Therefore, even if a transmitter that oscillates a light or radio wave signal toward the receiving device 1 moves in any of vertical, horizontal, diagonal, or any direction with respect to the receiving device 1, the reception state becomes constant and reception (light reception) is performed. The characteristics are improved. Although not shown, when the receiver 1 is actually used, the receiver 1 is covered with a plastic shield cover. This plastic shield cover has a function of preventing reception of external noise, and its material is selected according to the wavelengths of light and radio signals. That is, the material of the shield cover is selected to be a material that allows transmission of light that should be originally received and signals of wavelengths of radio waves, but does not transmit signals of other wavelengths.

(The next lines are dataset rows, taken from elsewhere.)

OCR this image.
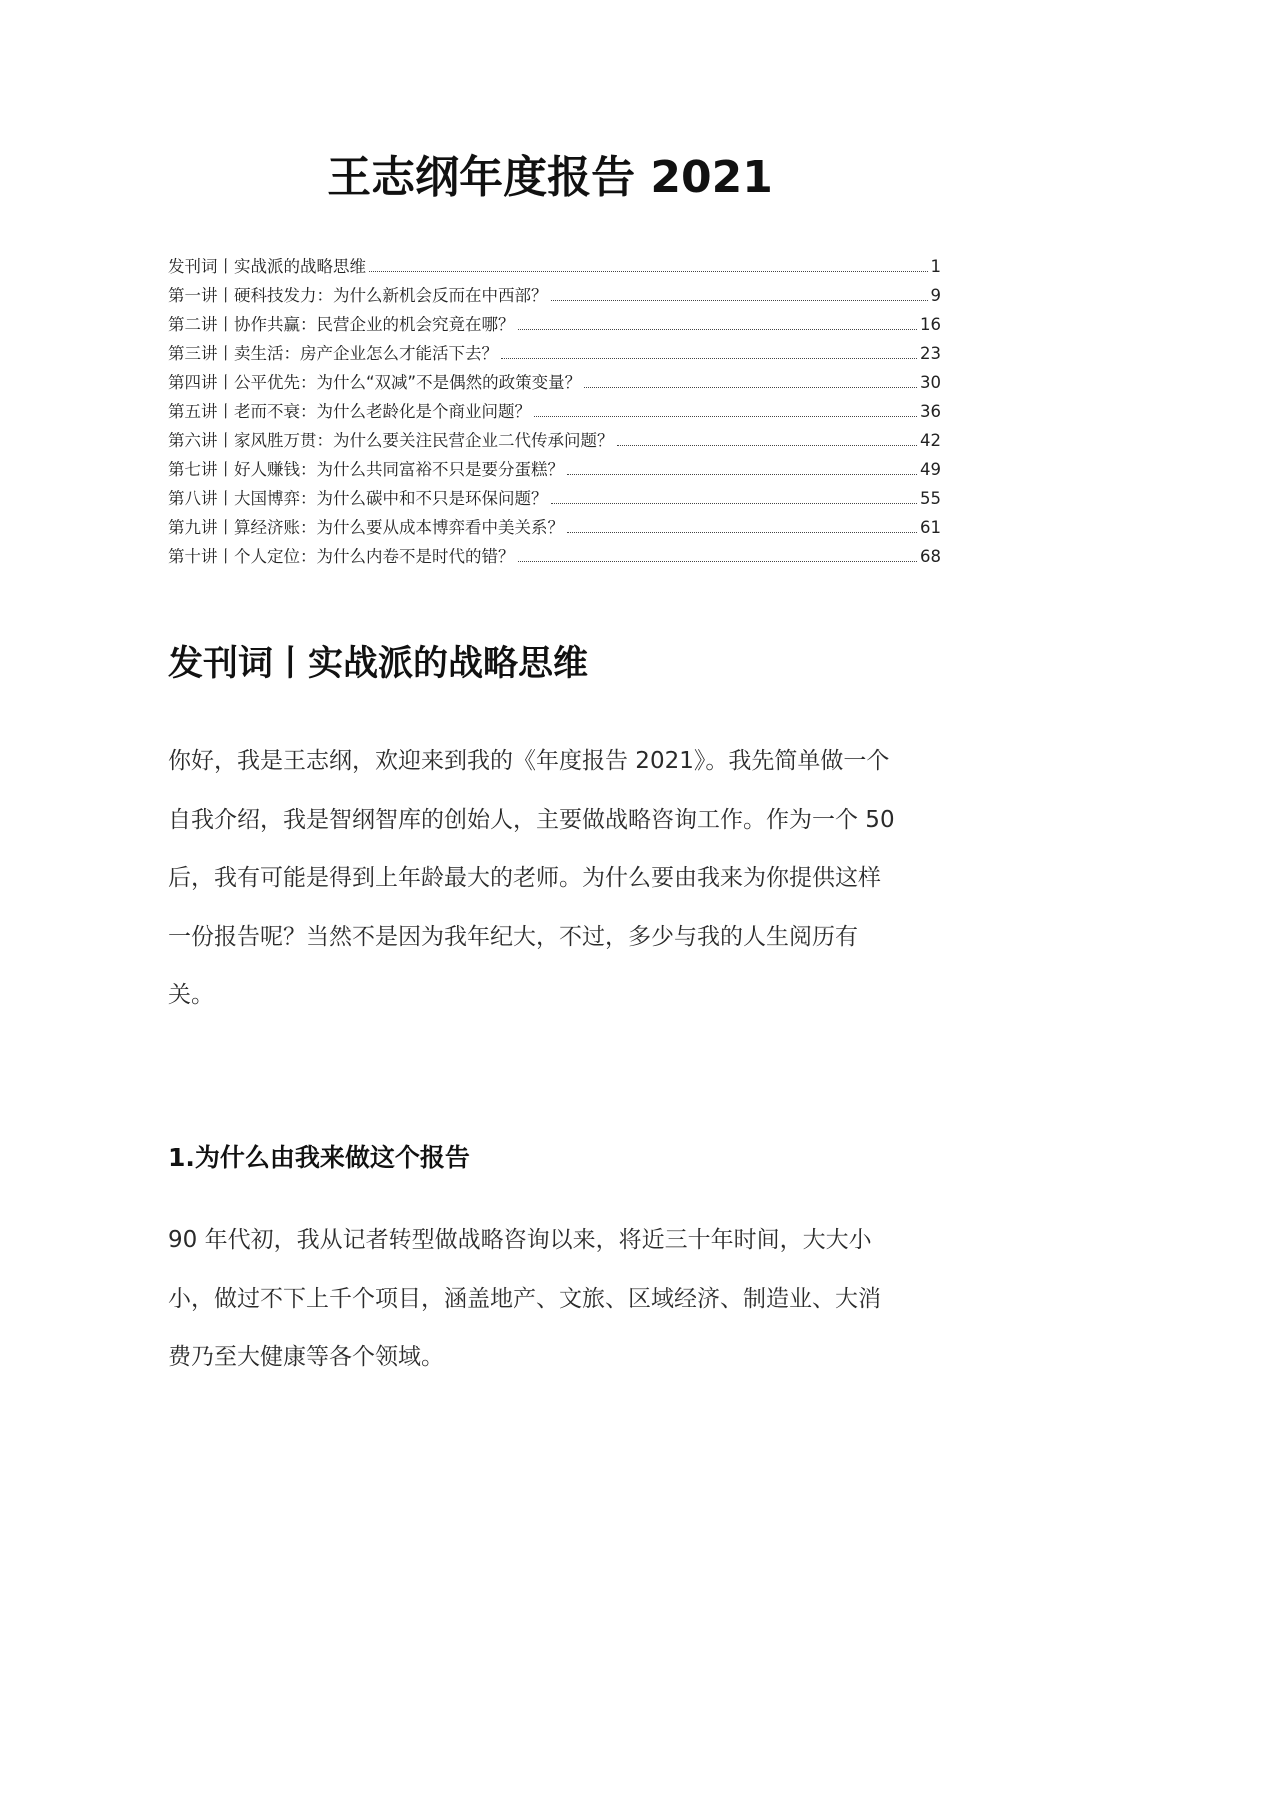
王志纲年度报告 2021
发刊词丨实战派的战略思维	1
第一讲丨硬科技发力：为什么新机会反而在中西部？	9
第二讲丨协作共赢：民营企业的机会究竟在哪？	16
第三讲丨卖生活：房产企业怎么才能活下去？	23
第四讲丨公平优先：为什么“双减”不是偶然的政策变量？	30
第五讲丨老而不衰：为什么老龄化是个商业问题？	36
第六讲丨家风胜万贯：为什么要关注民营企业二代传承问题？	42
第七讲丨好人赚钱：为什么共同富裕不只是要分蛋糕？	49
第八讲丨大国博弈：为什么碳中和不只是环保问题？	55
第九讲丨算经济账：为什么要从成本博弈看中美关系？	61
第十讲丨个人定位：为什么内卷不是时代的错？	68
发刊词丨实战派的战略思维

你好，我是王志纲，欢迎来到我的《年度报告 2021》。我先简单做一个
自我介绍，我是智纲智库的创始人，主要做战略咨询工作。作为一个 50
后，我有可能是得到上年龄最大的老师。为什么要由我来为你提供这样
一份报告呢？当然不是因为我年纪大，不过，多少与我的人生阅历有
关。

1.为什么由我来做这个报告

90 年代初，我从记者转型做战略咨询以来，将近三十年时间，大大小
小，做过不下上千个项目，涵盖地产、文旅、区域经济、制造业、大消
费乃至大健康等各个领域。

3, 4, 5 and 6 show the detailed structure of the metallic shield case 10. Shield case 10
Is the upper case 10A made of tin (SPTE)
And the lower part 10B of the case. 3 (a), (b),
(C), (d), (e) is a front view, a plan view, a left side view, a right side view and a rear view of the case upper portion 10A, respectively. FIG. 4 is an enlarged view of the opening 11 provided on the front surface 10f of the case upper portion 10A. 5 (a), (b),
(C), (d), (e) is a front view, a plan view, a left side view, a right side view and a rear view of the case lower portion 10B, respectively. 6 (a) and 6 (b) respectively show the case upper part 10A.
It is a front view and a right side view of the shield case 10 in which the case lower part 10B is combined.

As shown in FIG. 6, the shield case 10 is
The printed circuit board 30 on which the light receiving element 20 is mounted is attached to the case upper part 10 together with the light receiving element mounting portion of the printed circuit board
It is formed by being sandwiched between A and the case lower portion 10B so as to be covered from above and below. Top 10 of these cases
The A and lower portions 10B are grounded by connecting to the ground busbars of the circuit of the printed circuit board 30, respectively, and the shield effect is secured, so that external noise is surely prevented from entering the shield case 10.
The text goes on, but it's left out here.